Published: Feb. 27, 2014

Dear CU-Boulder students, faculty and staff:

For the past two years, CU-Boulder has closed the campus to non-affiliates on April 20. We have taken these steps to ensure that our research, creative work, teaching, studying, residential and student support services, and official business – which occurs on the campus seven days a week – are not compromised by the unwanted 4/20 gathering. For a third straight year, I am announcing that the campus will be closed to non-affiliates on April 20.

On that day from 12 to 6 p.m., CU faculty, staff and students will be asked by security staff, including University of Colorado Police, to show their Buff OneCards to enter the campus.
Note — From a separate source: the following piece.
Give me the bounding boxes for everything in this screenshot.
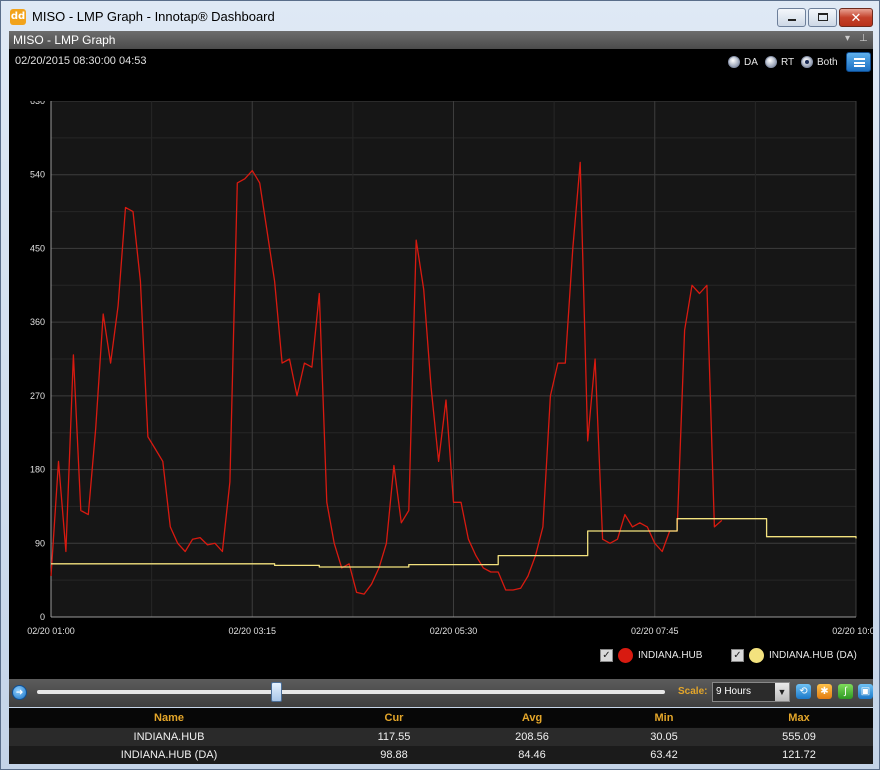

Please know that all CU faculty, staff and students are welcome on campus, and our security staff and police officers will take special care and consideration to make sure your entry to campus is as smooth as possible. Our goal is to conduct this closure in a professional manner that minimizes the impact on our affiliates and authorized visitors. On April 20, all campus facilities that are normally open on Sundays will remain open for use by students, faculty and staff. The Norlin Quad will be closed to everyone. Visitors with official business on the campus will need to obtain a visitor’s pass to enter the campus. More details on that process will be announced soon via CU-Boulder Today.
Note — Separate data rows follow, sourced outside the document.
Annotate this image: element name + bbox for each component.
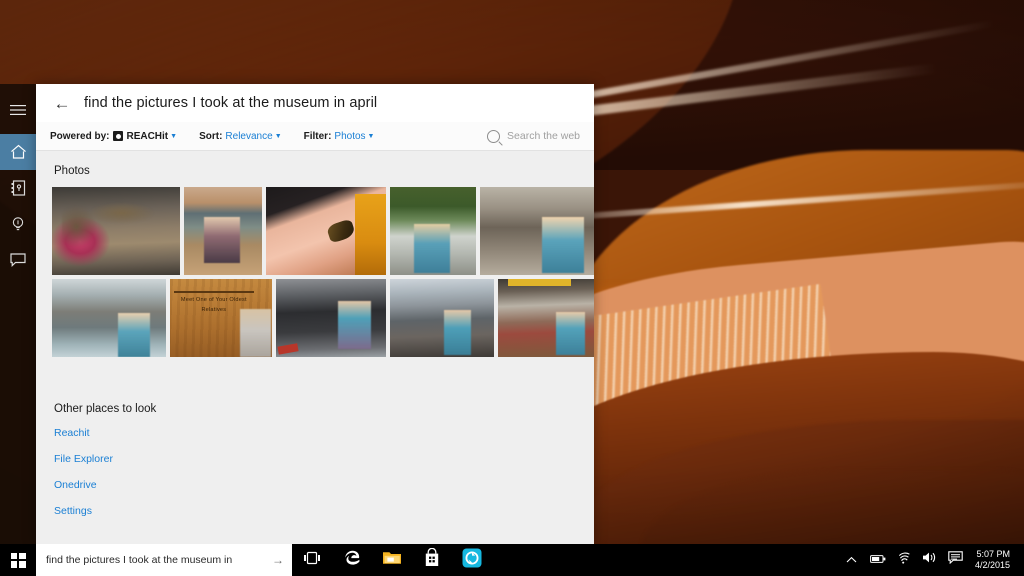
show-hidden-icons-button[interactable] xyxy=(839,544,865,576)
photo-thumb xyxy=(390,279,494,357)
other-place-link-settings[interactable]: Settings xyxy=(54,505,578,517)
photo-hand-insect[interactable] xyxy=(266,187,386,275)
task-view-icon xyxy=(303,551,321,570)
hamburger-icon xyxy=(10,104,26,116)
photo-dinosaur-skeleton[interactable] xyxy=(52,187,180,275)
action-center-icon xyxy=(948,551,963,569)
battery-icon xyxy=(870,551,886,569)
wifi-icon xyxy=(897,551,911,569)
sidebar-item-notebook[interactable] xyxy=(0,170,36,206)
provider-name[interactable]: REACHit xyxy=(126,131,168,142)
windows-logo-icon xyxy=(11,553,26,568)
store-button[interactable] xyxy=(412,544,452,576)
battery-button[interactable] xyxy=(865,544,891,576)
hamburger-menu-button[interactable] xyxy=(0,92,36,128)
cortana-header: ← find the pictures I took at the museum… xyxy=(36,84,594,122)
back-arrow-icon[interactable]: ← xyxy=(50,91,74,115)
sort-value[interactable]: Relevance xyxy=(225,131,272,142)
photo-gift-shop[interactable] xyxy=(498,279,594,357)
photo-hippo-display[interactable] xyxy=(52,279,166,357)
edge-button[interactable] xyxy=(332,544,372,576)
filter-value[interactable]: Photos xyxy=(334,131,365,142)
submit-arrow-icon[interactable]: → xyxy=(272,553,284,567)
photo-thumb xyxy=(52,279,166,357)
system-tray: 5:07 PM 4/2/2015 xyxy=(839,544,1024,576)
filter-label: Filter: xyxy=(304,131,332,142)
store-bag-icon xyxy=(424,548,440,572)
chevron-down-icon[interactable]: ▼ xyxy=(368,133,375,140)
other-place-link-reachit[interactable]: Reachit xyxy=(54,427,578,439)
photo-row-1 xyxy=(52,187,578,275)
action-center-button[interactable] xyxy=(943,544,969,576)
photo-thumb xyxy=(390,187,476,275)
photo-girl-plants[interactable] xyxy=(390,187,476,275)
photo-thumb xyxy=(498,279,594,357)
photo-thumb xyxy=(184,187,262,275)
notebook-icon xyxy=(11,180,26,196)
speaker-icon xyxy=(922,551,937,569)
photo-wood-sign[interactable]: Meet One of Your Oldest Relatives xyxy=(170,279,272,357)
photo-air-space[interactable] xyxy=(390,279,494,357)
photo-thumb xyxy=(52,187,180,275)
sign-rule xyxy=(174,291,254,293)
photo-girl-vehicle[interactable] xyxy=(276,279,386,357)
cortana-nav-rail xyxy=(0,84,36,552)
taskbar-search-input[interactable]: find the pictures I took at the museum i… xyxy=(36,544,292,576)
reachit-logo-icon xyxy=(113,131,123,141)
clock-time: 5:07 PM xyxy=(976,549,1010,561)
other-places-title: Other places to look xyxy=(54,403,578,415)
photo-detail xyxy=(355,194,386,275)
reachit-app-icon xyxy=(462,548,482,573)
edge-icon xyxy=(342,548,362,573)
screen: ← find the pictures I took at the museum… xyxy=(0,0,1024,576)
cortana-results-body: Photos Meet One of Your Oldest Relatives xyxy=(36,151,594,544)
reachit-app-button[interactable] xyxy=(452,544,492,576)
photos-section-title: Photos xyxy=(54,165,578,177)
sort-group[interactable]: Sort: Relevance ▼ xyxy=(199,131,282,142)
photo-thumb xyxy=(480,187,594,275)
search-the-web-label: Search the web xyxy=(507,130,580,142)
photo-museum-interior[interactable] xyxy=(184,187,262,275)
search-icon xyxy=(487,130,500,143)
sidebar-item-home[interactable] xyxy=(0,134,36,170)
speech-bubble-icon xyxy=(10,253,26,267)
home-icon xyxy=(10,144,27,160)
other-place-link-file-explorer[interactable]: File Explorer xyxy=(54,453,578,465)
other-place-link-onedrive[interactable]: Onedrive xyxy=(54,479,578,491)
sidebar-item-reminders[interactable] xyxy=(0,206,36,242)
cortana-search-panel: ← find the pictures I took at the museum… xyxy=(36,84,594,544)
taskbar: find the pictures I took at the museum i… xyxy=(0,544,1024,576)
chevron-down-icon[interactable]: ▼ xyxy=(275,133,282,140)
photo-detail xyxy=(240,309,271,357)
taskbar-search-value: find the pictures I took at the museum i… xyxy=(46,554,268,566)
chevron-up-icon xyxy=(846,551,857,569)
filter-group[interactable]: Filter: Photos ▼ xyxy=(304,131,375,142)
file-explorer-button[interactable] xyxy=(372,544,412,576)
task-view-button[interactable] xyxy=(292,544,332,576)
search-query-text: find the pictures I took at the museum i… xyxy=(84,95,377,111)
photo-detail xyxy=(508,279,570,286)
lightbulb-icon xyxy=(11,216,25,232)
folder-icon xyxy=(382,549,402,571)
cortana-toolbar: Powered by: REACHit ▼ Sort: Relevance ▼ … xyxy=(36,122,594,151)
powered-by-label: Powered by: xyxy=(50,131,109,142)
powered-by-group: Powered by: REACHit ▼ xyxy=(50,131,177,142)
network-button[interactable] xyxy=(891,544,917,576)
chevron-down-icon[interactable]: ▼ xyxy=(170,133,177,140)
photo-row-2: Meet One of Your Oldest Relatives xyxy=(52,279,578,357)
clock[interactable]: 5:07 PM 4/2/2015 xyxy=(969,544,1018,576)
start-button[interactable] xyxy=(0,544,36,576)
search-the-web-button[interactable]: Search the web xyxy=(487,130,580,143)
sidebar-item-feedback[interactable] xyxy=(0,242,36,278)
volume-button[interactable] xyxy=(917,544,943,576)
clock-date: 4/2/2015 xyxy=(975,560,1010,572)
photo-zebra-display[interactable] xyxy=(480,187,594,275)
sort-label: Sort: xyxy=(199,131,222,142)
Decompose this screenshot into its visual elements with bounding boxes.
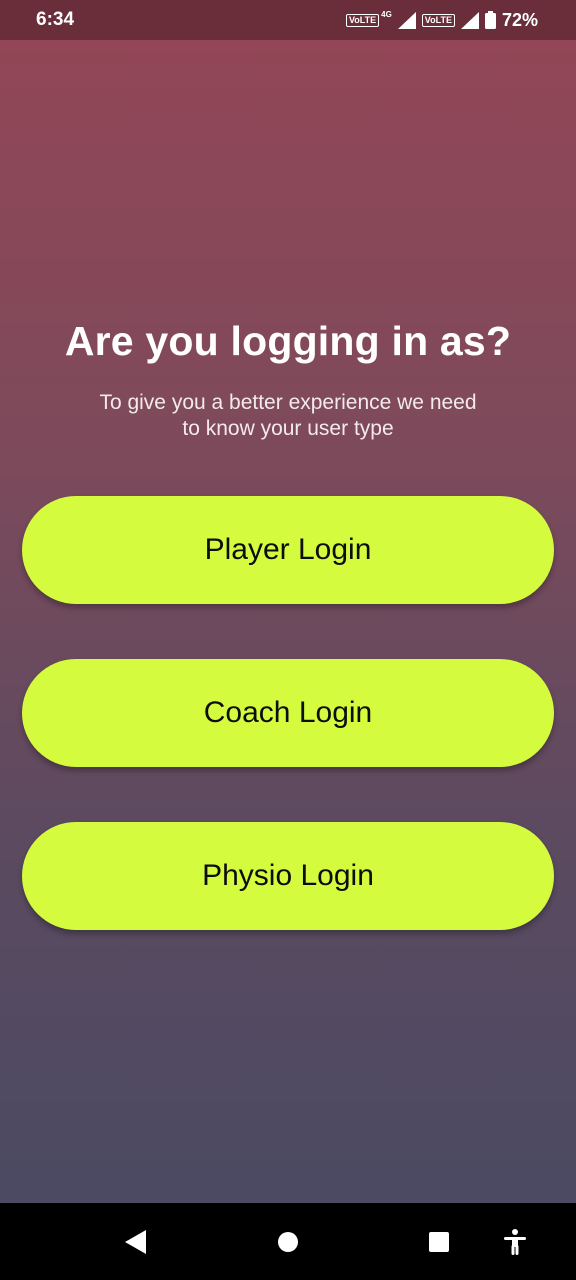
recents-icon[interactable] — [429, 1232, 449, 1252]
volte-badge: VoLTE — [345, 13, 380, 27]
page-subtitle: To give you a better experience we need … — [99, 391, 477, 440]
navigation-bar — [0, 1203, 576, 1280]
battery-percent: 72% — [501, 9, 538, 30]
volte-badge: VoLTE — [421, 13, 455, 27]
status-bar: 6:34 VoLTE 4G VoLTE 72% — [0, 0, 576, 40]
status-time: 6:34 — [36, 9, 75, 30]
page-title: Are you logging in as? — [64, 318, 512, 364]
physio-login-button[interactable]: Physio Login — [22, 822, 554, 930]
accessibility-icon[interactable] — [503, 1229, 527, 1255]
coach-login-button[interactable]: Coach Login — [22, 659, 554, 767]
back-icon[interactable] — [125, 1230, 147, 1254]
player-login-button[interactable]: Player Login — [22, 496, 554, 604]
network-type-label: 4G — [381, 9, 392, 19]
home-icon[interactable] — [278, 1232, 298, 1252]
signal-icon — [397, 11, 416, 29]
login-type-screen: 6:34 VoLTE 4G VoLTE 72% Are you logging … — [0, 0, 576, 1280]
signal-icon — [460, 11, 479, 29]
battery-icon — [484, 11, 496, 29]
status-icons: VoLTE 4G VoLTE 72% — [345, 9, 538, 31]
You may ask why this move is necessary after two successful years of curtailing the large 4/20 crowd. It is imperative that the public knows we are serious about eliminating this disruptive gathering. I hope at some point in the near-future that campus closures will not be necessary, and we can go about daily business on campus as we normally do. I have also heard feedback from CU Student Government leaders, who have passed along students’ concerns that the police presence on campus makes some feel intimidated and unwelcome. I want to reiterate that this presence is designed to simply ensure that you can go about your business without disruption. Our officers will be courteous and professional to all, and you should know that over the past two years, the CU Police Department has not received a single written complaint about its conduct or presence on 4/20.

I thank all of you in advance for your patience and cooperation in helping us to end the 4/20 gathering at CU-Boulder. We are ensuring that our students, who pay tuition for the privilege of attending the university, and our faculty and staff who educate and serve them, can all engage in their most basic work without material disruption.

I also want to specifically thank representatives of the CU Student Government for their input and engagement in this process. They, too, are opposed to the large, disruptive 4/20 gatherings we’ve seen in past years. But they want to keep alive debate and dialogue on federal and state drug policies. I support this. Please be on the lookout for an announcement coming soon on a CUSG-led drug policy symposium in March or April.